In the letter in question, I challenged the PACE Trial authors’ claims about the safety of cognitive behaviour therapy (CBT) and graded exercise therapy (GET) for chronic fatigue syndrome (CFS), distilling my points into 250 words, the maximum allowed by the journal. At no point do I attack individuals. As is common in letters to the editor, I challenge points made in the original paper—it has been recognised that such correspondence can be an important part of the scientific process. I subsequently expanded on the points about that particular trial, and the reporting of harms for these interventions in general, in a peer-reviewed paper. I have had several letters published, before and since, on the subject of CBT and GET interventions in reply to different research groups in a variety of journals.
Incidentally, I do not believe the description is suitable or appropriate for the other letters that the Lancet published either.
The Journal of Internal Medicine declined to publish Kindlon’s letter. This rejection was a serious mistake and an abrogation of the journal’s responsibilities. Kindlon and the letter-writers to whom Professor Lloyd did not apologize were unfairly dissed twice—first in the initial editorial, and then in the apology. Perhaps the editorial and the apology were only reviewed by those who agreed that PACE was a fine and robust study. Who knows?
However it happened, the journal allowed these unfounded and gratuitous accusations to be levelled in the first place, and then allowed them to be repeated. It had an obligation to minimize the damage, at least as much as was possible. It clear failed this key test of editorial integrity.
Earlier this week I also posted a blog about the University of Bath’s shopping bag study. Today the link to the study on the university’s website no longer works. The following message appears instead: “We couldn’t find the content you were looking for. We’re updating our site and some information may have been moved or deleted.”
I’m not sure what to make of this. Perhaps the university was overwhelmed with complaints from homebound ME/CFS patients who haven’t been able to shop in years. Perhaps those who were well enough to enroll informed the university that they had no intention of answering questions about their emotional responses to watching a video of themselves carrying a shopping bag. Or perhaps enough people enrolled in the last two days that the researchers were no longer seeking subjects, and we will be reading the results from this groundbreaking study in the near future.
It certainly seemed possible that the research was designed with the notion that patients might have dysfunctional cognitions about whether they can or cannot carry a bag loaded with whatever it was going to be loaded with. (Or perhaps the bag would be empty; that was unclear.) My assumption was that the questions about how people felt while watching the video might be structured to tease out differences between patients’ ability to carry out the activity, as documented in the video, and their perception of how easy or difficult it was to carry out the activity.
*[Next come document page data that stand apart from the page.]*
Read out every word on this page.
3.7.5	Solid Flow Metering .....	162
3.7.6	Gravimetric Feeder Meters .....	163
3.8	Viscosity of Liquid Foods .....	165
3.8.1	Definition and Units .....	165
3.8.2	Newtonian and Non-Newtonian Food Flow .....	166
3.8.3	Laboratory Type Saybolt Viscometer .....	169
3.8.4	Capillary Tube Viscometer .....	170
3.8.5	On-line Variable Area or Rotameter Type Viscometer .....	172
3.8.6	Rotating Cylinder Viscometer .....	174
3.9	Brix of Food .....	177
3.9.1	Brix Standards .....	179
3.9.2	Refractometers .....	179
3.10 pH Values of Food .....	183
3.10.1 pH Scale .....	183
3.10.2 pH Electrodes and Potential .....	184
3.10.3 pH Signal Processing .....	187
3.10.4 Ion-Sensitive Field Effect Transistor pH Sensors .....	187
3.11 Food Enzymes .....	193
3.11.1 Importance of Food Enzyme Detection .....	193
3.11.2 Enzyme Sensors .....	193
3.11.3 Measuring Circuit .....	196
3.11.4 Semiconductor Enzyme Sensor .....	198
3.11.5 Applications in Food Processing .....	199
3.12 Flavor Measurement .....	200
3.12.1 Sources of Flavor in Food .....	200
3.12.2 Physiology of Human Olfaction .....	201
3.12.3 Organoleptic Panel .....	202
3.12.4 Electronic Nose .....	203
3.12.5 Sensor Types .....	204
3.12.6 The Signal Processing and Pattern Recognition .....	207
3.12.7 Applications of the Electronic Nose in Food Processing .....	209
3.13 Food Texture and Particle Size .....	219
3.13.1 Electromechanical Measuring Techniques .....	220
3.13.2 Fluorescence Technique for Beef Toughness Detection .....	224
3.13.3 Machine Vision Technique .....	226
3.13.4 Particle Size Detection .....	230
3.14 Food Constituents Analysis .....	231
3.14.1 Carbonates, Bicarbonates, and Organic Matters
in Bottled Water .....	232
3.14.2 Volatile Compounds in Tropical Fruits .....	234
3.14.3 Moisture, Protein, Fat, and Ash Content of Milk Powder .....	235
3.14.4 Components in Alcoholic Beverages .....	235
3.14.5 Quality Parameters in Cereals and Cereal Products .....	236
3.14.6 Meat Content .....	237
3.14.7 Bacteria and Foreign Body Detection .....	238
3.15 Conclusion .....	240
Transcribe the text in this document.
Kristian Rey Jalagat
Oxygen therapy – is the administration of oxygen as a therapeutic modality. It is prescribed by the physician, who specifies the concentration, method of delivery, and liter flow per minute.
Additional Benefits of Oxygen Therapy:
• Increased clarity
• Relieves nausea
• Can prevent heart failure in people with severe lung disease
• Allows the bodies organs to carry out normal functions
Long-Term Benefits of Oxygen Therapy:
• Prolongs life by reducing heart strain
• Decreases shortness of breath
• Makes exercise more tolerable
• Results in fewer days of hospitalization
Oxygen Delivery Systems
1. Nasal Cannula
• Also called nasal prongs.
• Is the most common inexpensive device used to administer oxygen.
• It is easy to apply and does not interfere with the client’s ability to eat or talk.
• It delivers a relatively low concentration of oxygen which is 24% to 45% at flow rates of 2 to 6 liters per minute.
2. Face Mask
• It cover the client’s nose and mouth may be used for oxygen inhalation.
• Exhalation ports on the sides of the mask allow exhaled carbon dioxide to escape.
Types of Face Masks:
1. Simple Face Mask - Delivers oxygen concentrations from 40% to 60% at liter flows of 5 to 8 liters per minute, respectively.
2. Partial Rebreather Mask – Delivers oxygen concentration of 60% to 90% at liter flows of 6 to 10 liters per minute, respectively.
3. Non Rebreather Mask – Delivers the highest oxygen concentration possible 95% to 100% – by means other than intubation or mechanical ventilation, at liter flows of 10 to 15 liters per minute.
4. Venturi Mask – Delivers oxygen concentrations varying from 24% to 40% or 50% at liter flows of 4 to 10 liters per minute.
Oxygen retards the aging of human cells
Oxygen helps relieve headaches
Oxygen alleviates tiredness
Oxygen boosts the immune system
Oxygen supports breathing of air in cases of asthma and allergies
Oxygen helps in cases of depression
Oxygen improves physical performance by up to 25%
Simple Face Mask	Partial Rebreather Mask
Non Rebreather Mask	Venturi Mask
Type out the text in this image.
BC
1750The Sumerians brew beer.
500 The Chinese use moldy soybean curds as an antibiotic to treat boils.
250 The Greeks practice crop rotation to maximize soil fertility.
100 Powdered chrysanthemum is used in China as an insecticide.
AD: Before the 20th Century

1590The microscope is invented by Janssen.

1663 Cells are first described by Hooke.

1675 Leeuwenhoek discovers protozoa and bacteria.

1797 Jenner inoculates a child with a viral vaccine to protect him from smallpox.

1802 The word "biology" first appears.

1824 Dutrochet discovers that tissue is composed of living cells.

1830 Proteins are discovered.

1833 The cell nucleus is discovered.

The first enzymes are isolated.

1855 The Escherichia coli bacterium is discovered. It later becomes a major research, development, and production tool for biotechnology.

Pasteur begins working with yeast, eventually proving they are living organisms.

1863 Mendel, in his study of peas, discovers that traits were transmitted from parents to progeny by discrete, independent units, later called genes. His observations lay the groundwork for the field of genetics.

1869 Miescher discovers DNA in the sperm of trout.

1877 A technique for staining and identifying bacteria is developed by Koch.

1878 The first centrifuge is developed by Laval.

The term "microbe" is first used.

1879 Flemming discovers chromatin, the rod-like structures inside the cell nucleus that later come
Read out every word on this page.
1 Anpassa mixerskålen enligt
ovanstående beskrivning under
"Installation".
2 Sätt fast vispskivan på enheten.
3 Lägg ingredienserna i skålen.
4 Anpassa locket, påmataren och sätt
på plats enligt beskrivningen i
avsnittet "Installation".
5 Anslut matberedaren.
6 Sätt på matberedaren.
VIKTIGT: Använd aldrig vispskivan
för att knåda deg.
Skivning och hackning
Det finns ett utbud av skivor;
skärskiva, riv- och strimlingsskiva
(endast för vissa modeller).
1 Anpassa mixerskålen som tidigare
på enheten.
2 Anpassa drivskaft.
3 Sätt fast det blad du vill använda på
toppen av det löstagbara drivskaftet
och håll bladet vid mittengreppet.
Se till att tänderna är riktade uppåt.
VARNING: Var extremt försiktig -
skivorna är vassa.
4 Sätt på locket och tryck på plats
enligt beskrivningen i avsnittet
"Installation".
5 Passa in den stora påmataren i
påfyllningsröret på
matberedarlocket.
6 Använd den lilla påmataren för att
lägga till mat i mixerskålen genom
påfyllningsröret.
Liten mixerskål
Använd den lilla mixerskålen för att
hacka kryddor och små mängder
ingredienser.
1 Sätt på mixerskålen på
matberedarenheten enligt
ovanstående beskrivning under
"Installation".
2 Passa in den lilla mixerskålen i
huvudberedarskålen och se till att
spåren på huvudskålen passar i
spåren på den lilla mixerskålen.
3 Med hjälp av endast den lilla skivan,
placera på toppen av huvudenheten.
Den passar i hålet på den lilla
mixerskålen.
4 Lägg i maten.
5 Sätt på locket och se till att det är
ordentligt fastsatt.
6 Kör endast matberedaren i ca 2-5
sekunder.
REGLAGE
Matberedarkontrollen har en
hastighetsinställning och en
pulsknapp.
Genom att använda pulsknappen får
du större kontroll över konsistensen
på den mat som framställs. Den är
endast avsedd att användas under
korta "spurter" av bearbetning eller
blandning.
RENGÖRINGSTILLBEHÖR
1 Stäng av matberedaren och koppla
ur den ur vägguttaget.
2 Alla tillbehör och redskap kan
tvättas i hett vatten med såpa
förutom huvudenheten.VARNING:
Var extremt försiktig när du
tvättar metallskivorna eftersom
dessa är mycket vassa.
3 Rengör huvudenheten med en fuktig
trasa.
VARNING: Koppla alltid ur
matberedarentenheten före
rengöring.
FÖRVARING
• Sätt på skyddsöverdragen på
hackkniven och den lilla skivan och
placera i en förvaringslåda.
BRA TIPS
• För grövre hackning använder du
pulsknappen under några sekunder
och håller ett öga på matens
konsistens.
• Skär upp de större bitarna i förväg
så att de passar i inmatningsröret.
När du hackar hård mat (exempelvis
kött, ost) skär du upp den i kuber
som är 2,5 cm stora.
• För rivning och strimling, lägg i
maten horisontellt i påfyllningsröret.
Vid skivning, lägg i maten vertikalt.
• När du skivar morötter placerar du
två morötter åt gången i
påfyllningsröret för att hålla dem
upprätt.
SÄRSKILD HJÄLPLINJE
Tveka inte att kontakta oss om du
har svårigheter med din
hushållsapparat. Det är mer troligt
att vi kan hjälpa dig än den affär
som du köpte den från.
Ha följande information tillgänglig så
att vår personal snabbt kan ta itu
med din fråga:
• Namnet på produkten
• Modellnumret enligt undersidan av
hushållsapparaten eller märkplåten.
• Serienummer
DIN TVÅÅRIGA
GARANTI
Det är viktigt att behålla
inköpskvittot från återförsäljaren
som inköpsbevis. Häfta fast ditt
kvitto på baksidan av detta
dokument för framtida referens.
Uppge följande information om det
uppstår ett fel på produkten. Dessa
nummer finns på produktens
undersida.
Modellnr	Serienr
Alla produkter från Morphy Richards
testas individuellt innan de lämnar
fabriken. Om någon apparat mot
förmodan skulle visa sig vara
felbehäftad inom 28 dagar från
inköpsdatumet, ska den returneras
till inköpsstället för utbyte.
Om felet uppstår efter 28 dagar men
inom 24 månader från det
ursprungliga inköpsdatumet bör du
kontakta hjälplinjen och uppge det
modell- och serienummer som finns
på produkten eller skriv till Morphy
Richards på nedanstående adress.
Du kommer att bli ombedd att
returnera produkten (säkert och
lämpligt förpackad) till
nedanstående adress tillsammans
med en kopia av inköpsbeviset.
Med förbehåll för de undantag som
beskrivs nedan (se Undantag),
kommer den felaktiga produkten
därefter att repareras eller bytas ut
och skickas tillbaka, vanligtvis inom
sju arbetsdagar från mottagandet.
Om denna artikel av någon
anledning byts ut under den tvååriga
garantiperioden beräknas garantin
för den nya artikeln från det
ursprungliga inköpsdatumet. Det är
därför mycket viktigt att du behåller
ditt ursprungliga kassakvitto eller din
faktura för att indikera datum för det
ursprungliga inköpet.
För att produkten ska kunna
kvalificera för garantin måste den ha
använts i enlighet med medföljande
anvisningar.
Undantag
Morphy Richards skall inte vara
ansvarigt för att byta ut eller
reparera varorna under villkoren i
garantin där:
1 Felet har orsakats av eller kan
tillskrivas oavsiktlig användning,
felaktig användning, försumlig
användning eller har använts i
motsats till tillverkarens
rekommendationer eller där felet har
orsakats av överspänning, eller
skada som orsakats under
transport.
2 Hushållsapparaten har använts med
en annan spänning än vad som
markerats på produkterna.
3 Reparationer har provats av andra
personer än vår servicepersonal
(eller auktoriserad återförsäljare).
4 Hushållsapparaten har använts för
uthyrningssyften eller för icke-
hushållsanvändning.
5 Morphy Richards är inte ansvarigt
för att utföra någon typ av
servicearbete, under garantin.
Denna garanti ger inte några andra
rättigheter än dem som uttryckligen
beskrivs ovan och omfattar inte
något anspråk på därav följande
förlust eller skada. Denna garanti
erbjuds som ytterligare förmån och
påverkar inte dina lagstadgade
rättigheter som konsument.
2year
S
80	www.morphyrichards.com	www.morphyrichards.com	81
But really, who knows?
Whatever. In any event, I got lots of laughs from the comments, both on the blog, Facebook and elsewhere. I’m not sure how this study could lead to any improvements in treatments, as the Bath site suggested might happen. But one commenter noted that a two-day shopping bag test could replace the two-day bicycle exercise test for identifying the core symptom of post-exertional malaise. This would be a satisfying outcome, especially given the ten-pound reward for study participation. That way, people could not only have their ME/CFS officially confirmed with reliable data but could also buy stuff and return home with toilet paper, a mop or other needed items.